Dès lors, les soupçons commencent à se tourner vers Chastel. En effet, plusieurs éléments troublants vont contre son honnêteté et sa bonne foi. Tout d’abord, la facilité qu’il a eue à tuer cette bête aussitôt après avoir annoncé qu’il désirait l’abattre, là où des dragons, des chasseurs et un porte-arquebuse royal ont échoué. De plus, certains voient cette facilité à tuer la bête comme une proximité entre Chastel et l’animal : s’il l’a dressé, alors il ne s’est pas méfié et Chastel en aurait profité pour l’abattre par le devant (face à la bête, la balle ayant traversé l’artère et touché l’épaule gauche) et non sur le côté comme le font généralement les chasseurs. En outre, Chastel, cabaretier et chasseur de profession, passe pour un marginal et un sorcier, il est assez étrange et a une personnalité ambigüe.
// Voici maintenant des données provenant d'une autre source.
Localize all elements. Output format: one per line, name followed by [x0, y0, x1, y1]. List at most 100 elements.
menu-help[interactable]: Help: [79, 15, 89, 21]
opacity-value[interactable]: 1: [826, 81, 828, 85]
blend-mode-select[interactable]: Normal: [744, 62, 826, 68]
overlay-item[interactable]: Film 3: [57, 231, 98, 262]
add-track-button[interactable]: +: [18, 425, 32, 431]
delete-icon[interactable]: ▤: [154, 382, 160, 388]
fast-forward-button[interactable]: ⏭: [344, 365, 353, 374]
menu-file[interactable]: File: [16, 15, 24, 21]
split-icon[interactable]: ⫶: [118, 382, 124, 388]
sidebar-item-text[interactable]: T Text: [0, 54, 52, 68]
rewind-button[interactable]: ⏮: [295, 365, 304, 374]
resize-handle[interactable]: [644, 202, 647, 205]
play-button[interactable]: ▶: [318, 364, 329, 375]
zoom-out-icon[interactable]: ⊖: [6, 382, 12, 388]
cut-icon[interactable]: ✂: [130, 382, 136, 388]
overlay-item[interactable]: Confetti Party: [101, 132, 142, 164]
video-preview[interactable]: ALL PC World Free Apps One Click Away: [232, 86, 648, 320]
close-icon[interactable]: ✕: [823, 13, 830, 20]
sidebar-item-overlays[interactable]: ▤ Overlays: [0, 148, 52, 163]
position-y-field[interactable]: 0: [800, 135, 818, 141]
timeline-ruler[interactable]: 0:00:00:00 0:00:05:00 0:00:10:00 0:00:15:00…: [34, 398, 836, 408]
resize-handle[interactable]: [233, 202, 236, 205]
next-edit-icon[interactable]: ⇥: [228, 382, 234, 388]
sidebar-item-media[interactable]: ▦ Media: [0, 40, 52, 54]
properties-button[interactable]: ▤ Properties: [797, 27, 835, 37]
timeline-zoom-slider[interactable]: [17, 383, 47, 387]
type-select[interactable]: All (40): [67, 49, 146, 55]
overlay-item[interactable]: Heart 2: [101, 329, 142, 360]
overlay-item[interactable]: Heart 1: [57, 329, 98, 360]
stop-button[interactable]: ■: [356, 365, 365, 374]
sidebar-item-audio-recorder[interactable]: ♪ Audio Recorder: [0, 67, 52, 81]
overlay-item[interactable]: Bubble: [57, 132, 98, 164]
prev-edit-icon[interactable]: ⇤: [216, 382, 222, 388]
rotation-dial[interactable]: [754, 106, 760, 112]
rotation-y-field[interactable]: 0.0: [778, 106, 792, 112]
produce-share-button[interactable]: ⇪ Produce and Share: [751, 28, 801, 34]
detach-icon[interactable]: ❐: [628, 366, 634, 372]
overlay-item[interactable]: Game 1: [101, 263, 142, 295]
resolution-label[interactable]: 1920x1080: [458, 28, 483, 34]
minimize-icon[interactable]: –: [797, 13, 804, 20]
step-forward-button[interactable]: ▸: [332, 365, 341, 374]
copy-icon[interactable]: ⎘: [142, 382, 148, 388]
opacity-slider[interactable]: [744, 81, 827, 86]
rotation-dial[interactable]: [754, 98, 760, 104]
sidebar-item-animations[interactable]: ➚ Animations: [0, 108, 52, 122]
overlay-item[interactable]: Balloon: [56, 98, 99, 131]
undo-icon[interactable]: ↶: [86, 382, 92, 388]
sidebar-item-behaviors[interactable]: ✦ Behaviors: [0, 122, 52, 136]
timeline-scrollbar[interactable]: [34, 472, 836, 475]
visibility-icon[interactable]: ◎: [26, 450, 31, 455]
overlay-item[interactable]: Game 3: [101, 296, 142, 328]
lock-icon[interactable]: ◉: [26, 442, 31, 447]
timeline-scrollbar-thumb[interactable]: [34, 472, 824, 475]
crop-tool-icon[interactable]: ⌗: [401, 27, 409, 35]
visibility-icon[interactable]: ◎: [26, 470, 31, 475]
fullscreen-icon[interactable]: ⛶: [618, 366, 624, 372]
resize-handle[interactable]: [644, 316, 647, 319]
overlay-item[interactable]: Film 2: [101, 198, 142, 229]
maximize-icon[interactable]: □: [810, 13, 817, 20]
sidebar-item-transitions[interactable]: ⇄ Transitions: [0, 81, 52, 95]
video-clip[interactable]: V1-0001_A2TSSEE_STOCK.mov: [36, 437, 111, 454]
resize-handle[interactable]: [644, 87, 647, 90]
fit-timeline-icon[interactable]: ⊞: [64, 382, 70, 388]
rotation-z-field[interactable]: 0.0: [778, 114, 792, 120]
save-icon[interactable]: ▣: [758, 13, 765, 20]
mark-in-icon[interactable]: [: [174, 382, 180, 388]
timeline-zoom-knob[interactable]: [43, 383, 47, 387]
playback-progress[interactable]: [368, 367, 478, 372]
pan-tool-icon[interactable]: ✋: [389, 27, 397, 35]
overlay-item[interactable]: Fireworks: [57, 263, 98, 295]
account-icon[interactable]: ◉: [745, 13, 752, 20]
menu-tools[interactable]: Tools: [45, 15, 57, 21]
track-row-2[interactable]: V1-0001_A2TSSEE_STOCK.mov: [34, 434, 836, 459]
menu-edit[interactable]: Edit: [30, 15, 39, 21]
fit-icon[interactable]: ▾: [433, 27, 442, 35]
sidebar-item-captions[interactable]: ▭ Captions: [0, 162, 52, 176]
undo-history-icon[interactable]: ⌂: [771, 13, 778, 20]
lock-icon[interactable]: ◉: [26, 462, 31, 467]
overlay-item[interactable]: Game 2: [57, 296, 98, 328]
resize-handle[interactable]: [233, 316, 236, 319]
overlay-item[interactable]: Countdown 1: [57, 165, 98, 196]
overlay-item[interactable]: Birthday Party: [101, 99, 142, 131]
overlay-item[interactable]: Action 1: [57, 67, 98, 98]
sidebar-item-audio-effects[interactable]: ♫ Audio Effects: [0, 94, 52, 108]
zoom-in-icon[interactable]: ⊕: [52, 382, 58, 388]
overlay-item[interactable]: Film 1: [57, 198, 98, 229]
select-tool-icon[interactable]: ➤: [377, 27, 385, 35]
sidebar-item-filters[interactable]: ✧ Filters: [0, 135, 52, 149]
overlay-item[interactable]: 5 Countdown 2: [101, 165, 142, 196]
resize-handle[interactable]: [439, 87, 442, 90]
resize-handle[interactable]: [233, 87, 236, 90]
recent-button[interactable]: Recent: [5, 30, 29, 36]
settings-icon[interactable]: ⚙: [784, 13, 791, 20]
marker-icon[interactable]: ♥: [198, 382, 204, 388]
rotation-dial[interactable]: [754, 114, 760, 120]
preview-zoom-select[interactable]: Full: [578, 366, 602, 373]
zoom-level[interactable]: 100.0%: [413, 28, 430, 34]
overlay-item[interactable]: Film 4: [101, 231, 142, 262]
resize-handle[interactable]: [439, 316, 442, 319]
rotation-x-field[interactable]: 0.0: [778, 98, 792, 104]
Lorsqu’il avait participé aux battues de 1765 avec son fils, on l’avait arrêté pour entrave aux recherches et mis en prison pendant un temps. Durant cette période les attaques s’étaient arrêtées et n’avaient repris que lorsqu’il fut libéré.
D’autres voient en la personne du dresseur le Comte de Morangiès, membre de la noblesse de la région, réputé pour sa cruauté et son sadisme. L’imaginaire collectif le voit parfaitement en dresseur de la bête sauvage, abusant de chaque enfant avant de le livrer à son animal diabolique. Enfin, dernière principale thèse, un complot collectif de l’ensemble de la noblesse pour se venger d’une affaire vieille de 100 ans durant laquelle les accusations des paysans de la région avaient conduit un grand nombre de nobles à la condamnation à mort.
Durant l’été 1767, Chastel amène le cadavre de la bête à Versailles pour le montrer à Louis XV. Mais n’ayant pas pris soin de le faire naturaliser correctement puisque seuls les viscères ont été retirés et remplacés par de la paille, le cadavre empeste et commence à se putréfier. Repoussé par l’abominable odeur qu’il dégage, le Roi refuse de recevoir Chastel et fait enterrer la bête dans l’un des jardins de Versailles. N’ayant pas été déterrée depuis, elle y est toujours.
Rien ne peut prouver qu’il s’agissait d’un animal seul ou une d’une meute, ou bien qu’il ait été dressé ou non, et si dresseur il y avait, s’il s’agissait d’une seule personne ou de plusieurs. La seule certitude est le point commun de toutes les attaques : la plaie à la gorge, attaque caractéristique d’un canidé, et qui correspond tout à fait à un chien, un loup ou un hybride chien/loup. Toutes ces thèses, très nombreuses, ne sont toujours pas prouvées ou réfutées aujourd’hui, et le mystère plane donc toujours. D’autres exemples d’attaques animales envers des hommes à d’autres périodes et dans d’autres endroits de France ont été notifiées, mais jamais d’une telle ampleur.